The Social Pyramid Scheme
Maya stared at the jagged social pyramid she'd drawn in her notebook—cheerleaders at the top, band kids somewhere in the middle, and everyone else scattered below like fallen debris. "This is so dumb," she muttered, pressing too hard with her highlighter until the paper tore.
"What's dumb?" Jake slid into the cafeteria seat across from her, tray of mystery meat tacos hitting the table with a concerning thud.
"The fact that we're still playing this game in senior year." Maya tapped her paper. "Like, why does everyone act like there's this master hierarchy and we're all just trying not to slide down?"
Jake shrugged, already halfway through his first taco. "Same reason we show up to football games we don't care about and pretend to understand TikTok trends that died three weeks ago. Social survival, babe."
Maya rolled her eyes. "You literally say 'no cap' unironically."

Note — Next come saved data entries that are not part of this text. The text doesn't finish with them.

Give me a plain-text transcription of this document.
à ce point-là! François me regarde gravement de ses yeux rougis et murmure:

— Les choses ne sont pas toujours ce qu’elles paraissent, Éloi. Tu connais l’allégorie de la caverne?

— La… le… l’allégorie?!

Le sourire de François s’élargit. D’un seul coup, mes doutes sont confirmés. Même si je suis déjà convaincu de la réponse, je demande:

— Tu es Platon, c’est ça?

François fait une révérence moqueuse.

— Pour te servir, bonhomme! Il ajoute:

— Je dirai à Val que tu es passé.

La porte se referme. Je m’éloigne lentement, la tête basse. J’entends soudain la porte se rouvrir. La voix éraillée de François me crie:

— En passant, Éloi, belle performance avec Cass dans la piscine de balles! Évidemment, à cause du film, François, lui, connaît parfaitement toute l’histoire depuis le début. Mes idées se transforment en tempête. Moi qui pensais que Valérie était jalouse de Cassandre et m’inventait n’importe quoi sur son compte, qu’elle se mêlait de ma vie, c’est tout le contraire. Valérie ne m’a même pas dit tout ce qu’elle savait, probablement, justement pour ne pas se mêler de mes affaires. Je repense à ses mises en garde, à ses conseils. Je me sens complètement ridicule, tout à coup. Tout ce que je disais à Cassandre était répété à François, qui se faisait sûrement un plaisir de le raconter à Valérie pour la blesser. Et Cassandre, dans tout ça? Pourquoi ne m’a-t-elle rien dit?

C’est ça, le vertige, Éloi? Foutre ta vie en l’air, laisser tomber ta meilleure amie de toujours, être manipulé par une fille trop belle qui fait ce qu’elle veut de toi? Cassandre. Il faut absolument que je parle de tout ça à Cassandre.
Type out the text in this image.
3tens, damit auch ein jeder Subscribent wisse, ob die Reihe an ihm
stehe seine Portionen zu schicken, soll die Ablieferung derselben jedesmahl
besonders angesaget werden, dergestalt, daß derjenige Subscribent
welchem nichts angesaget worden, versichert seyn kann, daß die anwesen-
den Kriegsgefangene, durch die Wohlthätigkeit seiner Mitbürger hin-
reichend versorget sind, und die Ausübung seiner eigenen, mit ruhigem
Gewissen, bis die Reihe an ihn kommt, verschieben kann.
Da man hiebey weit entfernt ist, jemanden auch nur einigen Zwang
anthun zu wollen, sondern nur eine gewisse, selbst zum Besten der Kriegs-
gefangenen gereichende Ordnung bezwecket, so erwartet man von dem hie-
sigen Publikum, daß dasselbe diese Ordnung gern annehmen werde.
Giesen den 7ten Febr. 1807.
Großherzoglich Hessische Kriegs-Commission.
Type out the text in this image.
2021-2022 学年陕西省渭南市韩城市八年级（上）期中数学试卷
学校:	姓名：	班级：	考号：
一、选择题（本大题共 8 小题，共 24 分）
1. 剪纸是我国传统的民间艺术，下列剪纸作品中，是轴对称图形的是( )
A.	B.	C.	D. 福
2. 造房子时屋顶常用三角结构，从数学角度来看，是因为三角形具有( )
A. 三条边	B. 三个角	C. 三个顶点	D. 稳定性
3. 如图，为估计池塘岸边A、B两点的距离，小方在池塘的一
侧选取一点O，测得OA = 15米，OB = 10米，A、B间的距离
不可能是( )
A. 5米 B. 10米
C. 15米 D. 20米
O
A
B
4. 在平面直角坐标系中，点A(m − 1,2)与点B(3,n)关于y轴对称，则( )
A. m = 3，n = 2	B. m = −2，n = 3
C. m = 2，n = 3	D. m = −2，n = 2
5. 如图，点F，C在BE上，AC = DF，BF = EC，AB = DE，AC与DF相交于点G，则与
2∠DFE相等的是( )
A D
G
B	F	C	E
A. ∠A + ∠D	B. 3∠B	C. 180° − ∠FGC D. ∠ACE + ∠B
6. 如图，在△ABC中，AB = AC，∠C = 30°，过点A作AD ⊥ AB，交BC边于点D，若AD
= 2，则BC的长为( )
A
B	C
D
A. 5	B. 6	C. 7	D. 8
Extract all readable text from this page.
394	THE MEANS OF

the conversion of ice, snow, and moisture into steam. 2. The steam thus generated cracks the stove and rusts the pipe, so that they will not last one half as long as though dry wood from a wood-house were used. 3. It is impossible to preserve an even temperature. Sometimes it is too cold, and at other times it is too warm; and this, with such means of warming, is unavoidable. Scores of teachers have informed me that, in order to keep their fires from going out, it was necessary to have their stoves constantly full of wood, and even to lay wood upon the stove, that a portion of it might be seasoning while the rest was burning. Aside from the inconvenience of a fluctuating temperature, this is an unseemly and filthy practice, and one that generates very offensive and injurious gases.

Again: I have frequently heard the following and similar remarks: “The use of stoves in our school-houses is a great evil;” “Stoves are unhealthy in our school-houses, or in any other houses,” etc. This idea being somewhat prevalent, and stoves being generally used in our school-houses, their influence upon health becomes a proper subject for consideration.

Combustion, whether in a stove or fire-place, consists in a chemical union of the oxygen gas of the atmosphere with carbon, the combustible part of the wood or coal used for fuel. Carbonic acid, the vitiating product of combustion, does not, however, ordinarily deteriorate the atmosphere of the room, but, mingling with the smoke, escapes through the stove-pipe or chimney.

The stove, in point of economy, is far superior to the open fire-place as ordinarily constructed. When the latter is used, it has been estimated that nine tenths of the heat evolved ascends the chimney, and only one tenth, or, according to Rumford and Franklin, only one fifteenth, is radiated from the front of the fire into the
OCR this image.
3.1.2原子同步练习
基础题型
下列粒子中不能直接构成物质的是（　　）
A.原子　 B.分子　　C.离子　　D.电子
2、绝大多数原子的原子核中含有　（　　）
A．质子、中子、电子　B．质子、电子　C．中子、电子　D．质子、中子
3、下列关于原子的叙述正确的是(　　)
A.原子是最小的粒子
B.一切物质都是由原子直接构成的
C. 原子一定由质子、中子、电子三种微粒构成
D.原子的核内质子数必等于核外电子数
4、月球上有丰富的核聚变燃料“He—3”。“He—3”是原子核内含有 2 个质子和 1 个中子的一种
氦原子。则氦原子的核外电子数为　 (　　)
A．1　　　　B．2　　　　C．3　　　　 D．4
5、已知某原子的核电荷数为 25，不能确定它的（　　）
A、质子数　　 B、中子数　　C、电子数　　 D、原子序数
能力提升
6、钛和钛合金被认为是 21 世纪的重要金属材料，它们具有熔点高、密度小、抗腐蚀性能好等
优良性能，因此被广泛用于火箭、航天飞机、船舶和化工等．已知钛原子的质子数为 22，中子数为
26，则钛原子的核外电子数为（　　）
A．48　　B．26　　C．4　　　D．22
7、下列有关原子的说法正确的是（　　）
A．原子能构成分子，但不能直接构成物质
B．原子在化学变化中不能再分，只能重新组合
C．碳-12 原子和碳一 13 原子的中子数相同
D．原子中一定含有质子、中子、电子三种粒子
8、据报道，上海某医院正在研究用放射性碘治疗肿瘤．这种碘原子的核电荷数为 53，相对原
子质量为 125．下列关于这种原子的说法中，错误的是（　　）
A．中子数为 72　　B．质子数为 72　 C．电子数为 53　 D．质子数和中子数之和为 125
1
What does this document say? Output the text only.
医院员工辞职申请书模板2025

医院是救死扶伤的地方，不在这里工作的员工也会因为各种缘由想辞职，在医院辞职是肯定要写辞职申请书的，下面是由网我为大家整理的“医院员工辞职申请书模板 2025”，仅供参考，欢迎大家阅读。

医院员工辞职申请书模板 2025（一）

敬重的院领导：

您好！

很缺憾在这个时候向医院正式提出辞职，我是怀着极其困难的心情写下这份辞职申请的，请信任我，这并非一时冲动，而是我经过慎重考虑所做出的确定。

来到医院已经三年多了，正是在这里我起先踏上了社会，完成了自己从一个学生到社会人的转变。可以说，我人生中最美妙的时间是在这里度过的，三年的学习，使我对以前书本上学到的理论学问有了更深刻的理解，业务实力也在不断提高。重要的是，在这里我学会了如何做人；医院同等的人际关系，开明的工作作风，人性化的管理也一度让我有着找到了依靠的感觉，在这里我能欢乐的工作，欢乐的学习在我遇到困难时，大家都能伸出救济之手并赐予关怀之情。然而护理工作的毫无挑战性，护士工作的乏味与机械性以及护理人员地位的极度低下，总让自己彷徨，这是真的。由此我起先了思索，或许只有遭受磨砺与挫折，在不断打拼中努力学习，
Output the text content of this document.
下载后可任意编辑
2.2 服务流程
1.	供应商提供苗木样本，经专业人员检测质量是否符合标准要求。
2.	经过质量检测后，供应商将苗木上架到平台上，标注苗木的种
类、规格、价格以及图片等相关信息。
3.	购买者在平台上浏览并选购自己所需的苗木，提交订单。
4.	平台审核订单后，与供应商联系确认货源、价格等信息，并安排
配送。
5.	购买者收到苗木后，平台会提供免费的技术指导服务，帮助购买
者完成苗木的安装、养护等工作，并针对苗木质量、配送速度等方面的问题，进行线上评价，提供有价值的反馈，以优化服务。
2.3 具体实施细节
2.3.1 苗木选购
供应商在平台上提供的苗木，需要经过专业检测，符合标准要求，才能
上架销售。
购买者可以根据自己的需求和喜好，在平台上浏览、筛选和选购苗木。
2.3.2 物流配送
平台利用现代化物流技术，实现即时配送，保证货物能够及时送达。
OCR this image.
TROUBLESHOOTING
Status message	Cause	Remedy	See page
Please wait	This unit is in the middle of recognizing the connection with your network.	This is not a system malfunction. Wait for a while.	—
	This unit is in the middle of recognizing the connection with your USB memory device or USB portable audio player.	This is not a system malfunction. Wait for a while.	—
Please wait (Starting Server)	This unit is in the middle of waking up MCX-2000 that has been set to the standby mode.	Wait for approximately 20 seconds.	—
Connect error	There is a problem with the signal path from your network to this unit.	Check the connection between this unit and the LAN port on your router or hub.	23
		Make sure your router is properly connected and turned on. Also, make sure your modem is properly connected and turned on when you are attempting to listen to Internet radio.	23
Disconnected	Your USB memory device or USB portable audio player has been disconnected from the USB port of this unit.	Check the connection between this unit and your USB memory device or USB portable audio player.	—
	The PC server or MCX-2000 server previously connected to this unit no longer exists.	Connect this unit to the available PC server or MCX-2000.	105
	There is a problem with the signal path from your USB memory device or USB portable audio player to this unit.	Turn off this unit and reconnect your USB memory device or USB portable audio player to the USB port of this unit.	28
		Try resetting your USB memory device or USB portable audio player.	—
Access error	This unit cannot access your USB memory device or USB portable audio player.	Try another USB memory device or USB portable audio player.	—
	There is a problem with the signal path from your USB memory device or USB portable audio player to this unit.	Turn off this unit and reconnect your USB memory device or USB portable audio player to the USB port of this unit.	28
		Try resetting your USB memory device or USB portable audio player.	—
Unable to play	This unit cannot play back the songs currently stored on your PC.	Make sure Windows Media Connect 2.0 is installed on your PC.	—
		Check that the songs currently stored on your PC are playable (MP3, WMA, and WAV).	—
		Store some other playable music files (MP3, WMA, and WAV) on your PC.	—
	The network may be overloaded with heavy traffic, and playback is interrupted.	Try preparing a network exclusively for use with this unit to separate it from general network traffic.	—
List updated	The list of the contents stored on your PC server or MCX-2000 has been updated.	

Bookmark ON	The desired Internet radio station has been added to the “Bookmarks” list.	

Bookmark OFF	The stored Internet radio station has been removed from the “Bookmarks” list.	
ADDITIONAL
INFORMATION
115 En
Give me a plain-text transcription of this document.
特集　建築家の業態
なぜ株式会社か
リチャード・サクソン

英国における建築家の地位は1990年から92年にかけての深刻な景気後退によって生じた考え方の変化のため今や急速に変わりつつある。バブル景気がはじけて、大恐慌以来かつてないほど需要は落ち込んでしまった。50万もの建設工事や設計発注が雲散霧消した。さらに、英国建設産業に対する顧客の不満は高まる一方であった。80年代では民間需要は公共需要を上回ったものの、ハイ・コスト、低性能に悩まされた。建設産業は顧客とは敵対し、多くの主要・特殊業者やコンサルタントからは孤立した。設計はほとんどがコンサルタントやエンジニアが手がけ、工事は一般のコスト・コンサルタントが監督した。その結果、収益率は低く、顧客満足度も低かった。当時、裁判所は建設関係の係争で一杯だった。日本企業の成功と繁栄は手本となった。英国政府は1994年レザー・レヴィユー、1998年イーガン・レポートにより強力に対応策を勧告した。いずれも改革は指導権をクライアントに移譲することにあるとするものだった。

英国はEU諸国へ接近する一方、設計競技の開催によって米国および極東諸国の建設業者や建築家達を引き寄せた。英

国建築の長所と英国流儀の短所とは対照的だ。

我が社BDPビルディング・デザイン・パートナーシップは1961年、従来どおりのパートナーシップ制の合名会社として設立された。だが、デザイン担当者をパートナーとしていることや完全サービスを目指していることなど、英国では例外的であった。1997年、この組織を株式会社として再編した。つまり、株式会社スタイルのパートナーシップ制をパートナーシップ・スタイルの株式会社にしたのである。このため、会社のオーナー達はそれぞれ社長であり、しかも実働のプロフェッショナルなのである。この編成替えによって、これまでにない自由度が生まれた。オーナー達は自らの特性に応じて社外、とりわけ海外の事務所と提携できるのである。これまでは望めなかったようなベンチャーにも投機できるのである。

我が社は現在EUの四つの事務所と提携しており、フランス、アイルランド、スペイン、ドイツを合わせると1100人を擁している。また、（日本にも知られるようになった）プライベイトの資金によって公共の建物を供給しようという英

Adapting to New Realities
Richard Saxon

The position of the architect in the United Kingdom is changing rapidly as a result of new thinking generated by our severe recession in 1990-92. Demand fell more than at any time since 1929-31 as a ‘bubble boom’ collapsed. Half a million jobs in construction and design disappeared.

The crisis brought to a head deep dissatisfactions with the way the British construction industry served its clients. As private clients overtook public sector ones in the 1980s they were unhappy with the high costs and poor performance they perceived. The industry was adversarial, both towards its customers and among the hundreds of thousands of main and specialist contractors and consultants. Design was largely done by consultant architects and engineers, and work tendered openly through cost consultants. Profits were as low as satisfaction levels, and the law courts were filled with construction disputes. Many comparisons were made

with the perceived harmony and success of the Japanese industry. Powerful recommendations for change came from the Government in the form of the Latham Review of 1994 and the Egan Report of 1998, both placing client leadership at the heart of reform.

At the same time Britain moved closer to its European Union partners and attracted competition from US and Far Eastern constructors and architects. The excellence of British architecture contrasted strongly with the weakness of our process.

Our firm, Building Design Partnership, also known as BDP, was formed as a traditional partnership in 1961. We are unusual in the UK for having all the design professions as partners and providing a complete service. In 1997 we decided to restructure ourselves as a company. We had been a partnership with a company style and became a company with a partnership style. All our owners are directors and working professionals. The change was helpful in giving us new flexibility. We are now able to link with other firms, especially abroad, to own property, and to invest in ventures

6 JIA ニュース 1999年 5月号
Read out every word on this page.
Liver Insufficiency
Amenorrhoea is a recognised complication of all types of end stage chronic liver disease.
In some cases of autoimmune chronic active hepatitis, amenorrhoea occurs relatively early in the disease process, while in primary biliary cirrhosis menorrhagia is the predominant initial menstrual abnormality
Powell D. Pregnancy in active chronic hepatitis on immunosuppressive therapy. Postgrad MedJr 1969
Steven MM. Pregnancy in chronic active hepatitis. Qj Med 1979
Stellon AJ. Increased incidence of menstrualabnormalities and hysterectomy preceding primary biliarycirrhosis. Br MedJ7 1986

"And it SLAPS every time." Jake grinned, his signature move that had somehow worked since middle school. They'd been doing this dance since seventh grade—her overanalyzing everything, him somehow making it all feel lighter.
The mood shifted when Taylor and her squad walked past. Taylor, Maya's former best friend turned stranger after one whispered rumor too many. They locked eyes for like two Mississippi seconds and—LIGHTNING. Not literally, obviously, but that was the only word for how Maya's stomach dropped and her chest tightened all at once. Two years of complicated feelings compressed into one awkward glance.
Jake followed her gaze, then back to her. "Still?"
"Still what?" Maya busied herself with her untouched lunch.
"Still thinking about how things went down with Taylor?" Jake's voice was softer now. "Maya, that situation was more toxic than whatever's in these tacos."
"I know, I know." Maya sighed, tearing off a piece of her tortilla. "But what if I—"
"Nope, not doing the 'what if' spiral today." Jake checked his phone. "Anyway, you coming to Chloe's party tonight? Apparently her parents are out of town and she's finally going to debut her SoundCloud rap career."
Maya snorted. "Hard pass. I'd rather rewatch The Office for the tenth time."
"Boring." Jake tapped her paper pyramid. "You know what this needs? A revolution. Burn it down and start over."
Maya looked at her drawing again. Something about Jake's words clicked—like lightning, but the good kind this time. The electric moment where everything suddenly makes sense.
"Yeah," she said slowly, a smile forming. "Yeah, maybe it's time to stop climbing and start building something else."
Jake raised his taco like a toast. "To whatever that means."
Maya laughed—really laughed—for the first time in weeks. The social pyramid would still be there tomorrow, but something in her had shifted. She wasn't at the bottom anymore, wasn't trying to climb to someone else's top. She was just Maya, sitting across from her best friend, finally ready to write her own rules.